2% versus -61. 9% for Planet Green Holdings Corp. (PLAG). On earnings-per-share growth, the picture is similar: Planet Green Holdings Corp. grew EPS 65. 1% year-over-year, compared to -181. 4% for CLPS Incorporation. Over a 3-year CAGR, CLPS leads at 2. 7% annualised revenue growth. Higher growth typically commands a higher valuation multiple — check whether the premium P/E or P/S is justified by the growth rate using the PEG ratio.

05

Which has better profit margins — PLAG or CLPS?

CLPS Incorporation (CLPS) is the more profitable company, earning -4.

3% net margin versus -108. 9% for Planet Green Holdings Corp. — meaning it keeps -4. 3% of every revenue dollar as bottom-line profit. Operating margin tells a similar story: CLPS leads at -4. 0% versus -99. 0% for PLAG. At the gross margin level — before operating expenses — CLPS leads at 20. 9%, reflecting greater pricing power or product mix advantage. Stronger margins indicate durable pricing power, lower cost of revenue, or higher mix of software/services. They are one of the clearest signs of business quality.

06

Which pays a better dividend — PLAG or CLPS?

In this comparison, CLPS (14.

3% yield) pays a dividend. PLAG does not pay a meaningful dividend and should not be held primarily for income.

07

Is PLAG or CLPS better for a retirement portfolio?

For long-horizon retirement investors, CLPS Incorporation (CLPS) is the stronger choice — it scores higher on the combination of lower volatility, dividend reliability, and long-term compounding (low volatility (β 0.

27), 14. 3% yield). Both have compounded well over 10 years (CLPS: -78. 1%, PLAG: -99. 3%), confirming both are viable long-term holds — but the lower-volatility option typically results in less emotional selling during corrections.

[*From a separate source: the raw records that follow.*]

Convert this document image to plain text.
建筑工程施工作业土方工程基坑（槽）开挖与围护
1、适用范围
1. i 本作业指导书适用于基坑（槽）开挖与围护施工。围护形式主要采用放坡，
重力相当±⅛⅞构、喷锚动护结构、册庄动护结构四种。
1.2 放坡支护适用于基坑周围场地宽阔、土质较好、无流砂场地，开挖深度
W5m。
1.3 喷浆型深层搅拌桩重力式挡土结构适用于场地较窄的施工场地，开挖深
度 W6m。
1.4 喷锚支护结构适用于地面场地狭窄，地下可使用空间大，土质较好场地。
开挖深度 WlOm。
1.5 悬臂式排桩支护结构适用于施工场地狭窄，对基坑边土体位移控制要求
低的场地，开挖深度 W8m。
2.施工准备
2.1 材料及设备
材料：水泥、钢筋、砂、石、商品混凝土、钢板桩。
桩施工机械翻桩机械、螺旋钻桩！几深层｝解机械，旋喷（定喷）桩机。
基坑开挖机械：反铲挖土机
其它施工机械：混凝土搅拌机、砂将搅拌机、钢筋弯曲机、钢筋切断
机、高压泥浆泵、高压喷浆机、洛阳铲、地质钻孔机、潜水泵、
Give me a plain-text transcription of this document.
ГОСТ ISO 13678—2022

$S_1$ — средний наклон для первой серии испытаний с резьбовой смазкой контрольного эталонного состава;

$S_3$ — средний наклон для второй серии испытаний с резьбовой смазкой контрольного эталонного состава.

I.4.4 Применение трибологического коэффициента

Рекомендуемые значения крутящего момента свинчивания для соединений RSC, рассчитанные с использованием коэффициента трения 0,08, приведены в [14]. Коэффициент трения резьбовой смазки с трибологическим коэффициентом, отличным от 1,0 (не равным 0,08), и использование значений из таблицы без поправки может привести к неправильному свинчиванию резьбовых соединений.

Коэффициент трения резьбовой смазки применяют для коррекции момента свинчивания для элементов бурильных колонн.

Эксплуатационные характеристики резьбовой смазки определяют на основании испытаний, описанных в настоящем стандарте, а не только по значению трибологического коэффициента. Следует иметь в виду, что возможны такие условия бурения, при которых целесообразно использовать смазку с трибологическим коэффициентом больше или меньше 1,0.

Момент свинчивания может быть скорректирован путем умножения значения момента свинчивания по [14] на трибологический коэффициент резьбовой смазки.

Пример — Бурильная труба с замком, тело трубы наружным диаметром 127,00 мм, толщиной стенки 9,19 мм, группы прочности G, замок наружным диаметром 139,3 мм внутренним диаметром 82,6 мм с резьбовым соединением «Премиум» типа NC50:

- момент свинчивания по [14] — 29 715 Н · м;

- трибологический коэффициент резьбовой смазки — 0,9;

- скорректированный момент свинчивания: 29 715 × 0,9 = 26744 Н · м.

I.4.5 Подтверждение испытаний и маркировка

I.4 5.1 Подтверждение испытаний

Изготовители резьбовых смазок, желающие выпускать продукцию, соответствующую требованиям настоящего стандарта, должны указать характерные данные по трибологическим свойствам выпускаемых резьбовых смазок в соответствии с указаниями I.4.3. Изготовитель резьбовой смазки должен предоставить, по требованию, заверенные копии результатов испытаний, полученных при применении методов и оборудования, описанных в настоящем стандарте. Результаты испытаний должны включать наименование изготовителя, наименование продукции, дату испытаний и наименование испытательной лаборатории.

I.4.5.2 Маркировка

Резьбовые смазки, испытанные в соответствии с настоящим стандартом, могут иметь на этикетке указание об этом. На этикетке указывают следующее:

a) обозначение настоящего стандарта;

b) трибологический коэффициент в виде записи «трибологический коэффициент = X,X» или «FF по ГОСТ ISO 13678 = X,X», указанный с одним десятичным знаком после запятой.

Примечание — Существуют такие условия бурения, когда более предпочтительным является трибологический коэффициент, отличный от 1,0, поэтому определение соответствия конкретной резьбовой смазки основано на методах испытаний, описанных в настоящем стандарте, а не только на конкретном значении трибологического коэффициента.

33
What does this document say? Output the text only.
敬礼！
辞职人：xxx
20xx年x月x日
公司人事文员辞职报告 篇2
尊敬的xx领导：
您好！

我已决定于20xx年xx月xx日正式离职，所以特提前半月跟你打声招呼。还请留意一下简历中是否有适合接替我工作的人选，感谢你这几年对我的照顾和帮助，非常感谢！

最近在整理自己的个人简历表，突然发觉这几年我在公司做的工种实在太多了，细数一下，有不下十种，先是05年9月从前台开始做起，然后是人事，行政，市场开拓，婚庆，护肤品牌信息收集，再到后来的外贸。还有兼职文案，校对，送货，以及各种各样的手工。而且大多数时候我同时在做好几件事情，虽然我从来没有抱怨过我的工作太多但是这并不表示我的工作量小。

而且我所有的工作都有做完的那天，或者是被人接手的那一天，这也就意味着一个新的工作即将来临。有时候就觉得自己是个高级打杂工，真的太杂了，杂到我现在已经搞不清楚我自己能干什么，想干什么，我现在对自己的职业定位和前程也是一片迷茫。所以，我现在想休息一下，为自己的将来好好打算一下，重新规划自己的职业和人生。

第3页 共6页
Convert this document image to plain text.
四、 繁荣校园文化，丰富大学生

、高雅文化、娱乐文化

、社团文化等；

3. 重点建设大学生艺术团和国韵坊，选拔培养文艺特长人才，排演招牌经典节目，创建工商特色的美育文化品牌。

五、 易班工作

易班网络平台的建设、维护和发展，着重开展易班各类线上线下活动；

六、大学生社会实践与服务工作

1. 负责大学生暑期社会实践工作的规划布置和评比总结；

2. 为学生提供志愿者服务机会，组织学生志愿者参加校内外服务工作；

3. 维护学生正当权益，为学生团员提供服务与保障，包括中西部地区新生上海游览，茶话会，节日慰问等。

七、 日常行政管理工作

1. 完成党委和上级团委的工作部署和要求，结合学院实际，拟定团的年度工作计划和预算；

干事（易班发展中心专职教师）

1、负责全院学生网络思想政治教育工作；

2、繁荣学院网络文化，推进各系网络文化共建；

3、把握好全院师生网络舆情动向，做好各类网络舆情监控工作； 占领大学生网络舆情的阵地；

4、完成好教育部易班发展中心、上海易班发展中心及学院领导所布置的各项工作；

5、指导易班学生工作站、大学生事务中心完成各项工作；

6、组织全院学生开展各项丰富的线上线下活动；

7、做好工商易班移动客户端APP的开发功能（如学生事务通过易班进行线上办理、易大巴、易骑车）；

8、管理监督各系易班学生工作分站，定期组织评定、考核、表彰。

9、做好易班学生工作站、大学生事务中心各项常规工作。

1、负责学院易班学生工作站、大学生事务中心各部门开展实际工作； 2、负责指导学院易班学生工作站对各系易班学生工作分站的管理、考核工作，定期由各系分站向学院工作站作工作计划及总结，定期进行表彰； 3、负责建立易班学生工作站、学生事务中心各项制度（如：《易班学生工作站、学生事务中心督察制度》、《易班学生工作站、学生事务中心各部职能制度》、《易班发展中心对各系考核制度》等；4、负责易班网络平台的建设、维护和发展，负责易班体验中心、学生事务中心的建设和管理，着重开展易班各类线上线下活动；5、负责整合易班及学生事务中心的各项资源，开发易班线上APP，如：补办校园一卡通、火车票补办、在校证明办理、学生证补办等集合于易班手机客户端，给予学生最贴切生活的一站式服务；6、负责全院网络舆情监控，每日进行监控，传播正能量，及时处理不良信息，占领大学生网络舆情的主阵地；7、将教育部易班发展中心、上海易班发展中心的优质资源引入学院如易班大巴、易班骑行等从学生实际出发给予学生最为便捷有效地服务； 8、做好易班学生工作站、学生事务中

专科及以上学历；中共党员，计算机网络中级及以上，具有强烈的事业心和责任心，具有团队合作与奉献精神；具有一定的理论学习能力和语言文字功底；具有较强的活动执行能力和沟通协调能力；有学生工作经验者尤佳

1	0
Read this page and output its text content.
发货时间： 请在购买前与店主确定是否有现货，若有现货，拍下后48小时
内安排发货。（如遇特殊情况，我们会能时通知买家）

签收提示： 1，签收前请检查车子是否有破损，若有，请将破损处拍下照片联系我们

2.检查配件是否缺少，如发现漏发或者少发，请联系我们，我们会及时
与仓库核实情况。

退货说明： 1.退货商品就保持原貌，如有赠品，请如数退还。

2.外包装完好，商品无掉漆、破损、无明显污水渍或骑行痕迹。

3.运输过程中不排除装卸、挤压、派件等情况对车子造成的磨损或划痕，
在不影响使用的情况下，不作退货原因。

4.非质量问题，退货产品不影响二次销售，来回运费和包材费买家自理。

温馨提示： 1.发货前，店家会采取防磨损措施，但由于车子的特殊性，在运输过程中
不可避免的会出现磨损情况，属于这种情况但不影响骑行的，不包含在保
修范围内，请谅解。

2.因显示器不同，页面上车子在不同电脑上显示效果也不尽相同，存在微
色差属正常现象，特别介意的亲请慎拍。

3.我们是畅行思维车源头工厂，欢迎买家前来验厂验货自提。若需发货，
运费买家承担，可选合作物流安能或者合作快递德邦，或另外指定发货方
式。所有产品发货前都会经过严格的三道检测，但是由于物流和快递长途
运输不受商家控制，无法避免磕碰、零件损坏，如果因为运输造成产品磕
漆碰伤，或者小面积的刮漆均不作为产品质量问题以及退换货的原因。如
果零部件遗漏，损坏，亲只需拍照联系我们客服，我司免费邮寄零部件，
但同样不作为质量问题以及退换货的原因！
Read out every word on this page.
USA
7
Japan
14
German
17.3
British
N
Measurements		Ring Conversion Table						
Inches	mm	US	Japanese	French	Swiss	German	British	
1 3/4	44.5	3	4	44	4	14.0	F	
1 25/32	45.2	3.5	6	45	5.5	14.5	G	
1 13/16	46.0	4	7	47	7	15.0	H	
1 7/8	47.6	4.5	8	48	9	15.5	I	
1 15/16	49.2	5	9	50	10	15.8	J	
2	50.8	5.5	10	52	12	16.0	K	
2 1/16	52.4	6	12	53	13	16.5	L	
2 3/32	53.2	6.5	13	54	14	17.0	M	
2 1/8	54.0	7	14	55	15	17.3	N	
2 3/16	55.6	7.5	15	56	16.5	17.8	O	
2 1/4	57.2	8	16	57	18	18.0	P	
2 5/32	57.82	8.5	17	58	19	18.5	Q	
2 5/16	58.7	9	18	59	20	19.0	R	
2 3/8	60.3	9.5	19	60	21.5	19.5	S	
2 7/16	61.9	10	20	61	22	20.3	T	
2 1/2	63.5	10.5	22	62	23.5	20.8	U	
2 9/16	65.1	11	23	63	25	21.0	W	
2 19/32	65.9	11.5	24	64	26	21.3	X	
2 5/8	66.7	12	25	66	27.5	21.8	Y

Retirement portfolios generally favour predictability over maximum returns. Consult a financial advisor before making allocation decisions.

08

What are the main differences between PLAG and CLPS?

These companies operate in different sectors (PLAG (Consumer Defensive) and CLPS (Technology)), which means they face different economic cycles, regulatory environments, and macro sensitivities — making direct comparison nuanced.

In terms of investment character: PLAG is a small-cap quality compounder stock; CLPS is a small-cap high-growth stock. CLPS pays a dividend while PLAG does not, making them suitable for different income and tax situations. These fundamental differences mean investors should not choose between them on a single metric — the "better stock" depends entirely on which of these characteristics aligns with your investment strategy.

Find Stocks Like These

Explore pre-built screens for each stock's profile, or build a custom screen to find stocks that outperform both.

Stocks Like

PLAG

Quality Business

  • Sector: Consumer Defensive
  • Market Cap > $100B
Run This Screen
Stocks Like

CLPS

High-Growth Disruptor

  • Sector: Technology
  • Market Cap > $100B
  • Revenue Growth > 7%
  • Gross Margin > 13%
Run This Screen
Custom Screen

Beat Both

Find stocks that outperform PLAG and CLPS on the metrics below

Revenue Growth>
%
(PLAG: -57.4% · CLPS: 15.3%)

You Might Also Compare

Based on how these companies actually compete and overlap — not just which sector they're filed under.